In space, no one can hear you scream. But they can listen to music at the request of certain bands.
When British astronaut Tim Peake was blasted off into space, Muse tweeted him asking what their 2006 clap-along ‘Starlight‘ sounded like in orbit. Despite probably having better things to do with his time, Tim obliged and let the band know that it, “Sounded great on Earth, but even better in orbit!”
We can’t help but feel the lyrical content “Far away/This ship has taken me far away/Far away from the memories/Of the people who care if I live or die,” might be a little crass considering Tim has to spend the next five months floating 250 miles above the surface of the Earth but hey, what do we know. We’re not astronauts.
.@muse Sounded great on Earth, but even better in orbit!
— Tim Peake (@astro_timpeake) January 3, 2016
This isn’t the first time Muse have threatened to go stratospheric. Back in 2011 Matt Bellamy divulged to The Sun (sorry) “We’ve had some discussions about playing in space. Sometimes very coherent conversations and sometimes very late at night, but it’s for real.”
“I’m thinking of approaching Richard Branson to see if we could do it on his [Virgin Galactic] spacecraft he’s got happening.
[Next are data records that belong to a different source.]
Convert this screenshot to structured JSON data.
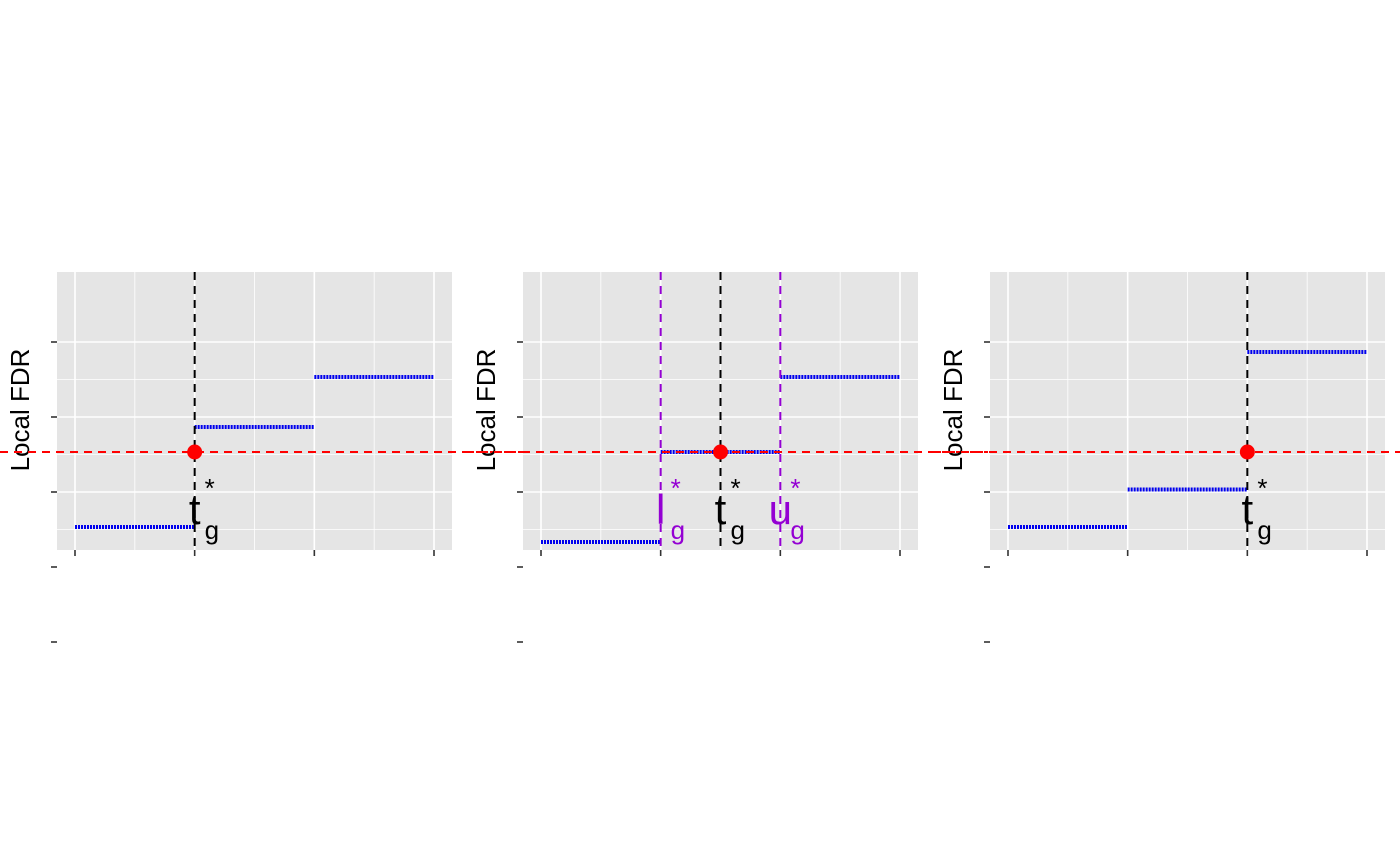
{
  "chart_data": [
    {
      "type": "step",
      "ylabel": "Local FDR",
      "xlim": [
        0,
        3
      ],
      "ylim": [
        0,
        1
      ],
      "xticks": [
        0,
        1,
        2,
        3
      ],
      "yticks": [
        0.02,
        0.17,
        0.32,
        0.47,
        0.62
      ],
      "threshold": 0.4,
      "segments": [
        {
          "x0": 0,
          "x1": 1,
          "y": 0.25
        },
        {
          "x0": 1,
          "x1": 2,
          "y": 0.45
        },
        {
          "x0": 2,
          "x1": 3,
          "y": 0.55
        }
      ],
      "vlines": [
        {
          "x": 1,
          "color": "#000000",
          "label": "t",
          "sub": "g",
          "sup": "*"
        }
      ],
      "point": {
        "x": 1,
        "y": 0.4
      }
    },
    {
      "type": "step",
      "ylabel": "Local FDR",
      "xlim": [
        0,
        3
      ],
      "ylim": [
        0,
        1
      ],
      "xticks": [
        0,
        1,
        2,
        3
      ],
      "yticks": [
        0.02,
        0.17,
        0.32,
        0.47,
        0.62
      ],
      "threshold": 0.4,
      "segments": [
        {
          "x0": 0,
          "x1": 1,
          "y": 0.22
        },
        {
          "x0": 1,
          "x1": 2,
          "y": 0.4
        },
        {
          "x0": 2,
          "x1": 3,
          "y": 0.55
        }
      ],
      "vlines": [
        {
          "x": 1,
          "color": "#9400d3",
          "label": "l",
          "sub": "g",
          "sup": "*"
        },
        {
          "x": 1.5,
          "color": "#000000",
          "label": "t",
          "sub": "g",
          "sup": "*"
        },
        {
          "x": 2,
          "color": "#9400d3",
          "label": "u",
          "sub": "g",
          "sup": "*"
        }
      ],
      "point": {
        "x": 1.5,
        "y": 0.4
      }
    },
    {
      "type": "step",
      "ylabel": "Local FDR",
      "xlim": [
        0,
        3
      ],
      "ylim": [
        0,
        1
      ],
      "xticks": [
        0,
        1,
        2,
        3
      ],
      "yticks": [
        0.02,
        0.17,
        0.32,
        0.47,
        0.62
      ],
      "threshold": 0.4,
      "segments": [
        {
          "x0": 0,
          "x1": 1,
          "y": 0.25
        },
        {
          "x0": 1,
          "x1": 2,
          "y": 0.325
        },
        {
          "x0": 2,
          "x1": 3,
          "y": 0.6
        }
      ],
      "vlines": [
        {
          "x": 2,
          "color": "#000000",
          "label": "t",
          "sub": "g",
          "sup": "*"
        }
      ],
      "point": {
        "x": 2,
        "y": 0.4
      }
    }
  ]
}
Although we do have a lot of equipment, so I guess we’d have to use pods to carry our stuff and we’d scale back the shows a lot.
“I do think it will be possible in the future and I’m sure it will happen in my lifetime. We’d love to be part of that.”
Bassist Chris Wolstenholme, usually the voice of reason, shared a similar desire to take the band skywards in 2012. “Hopefully we’ll be the first band to play in space. It’s been talked about quite a bit and I’m intrigued to find out if gravity allows you to play. It would probably be some stripped back, acoustic thing but I really think it will happen.”
If you want to see Muse a little closer to home, they tour the UK in April.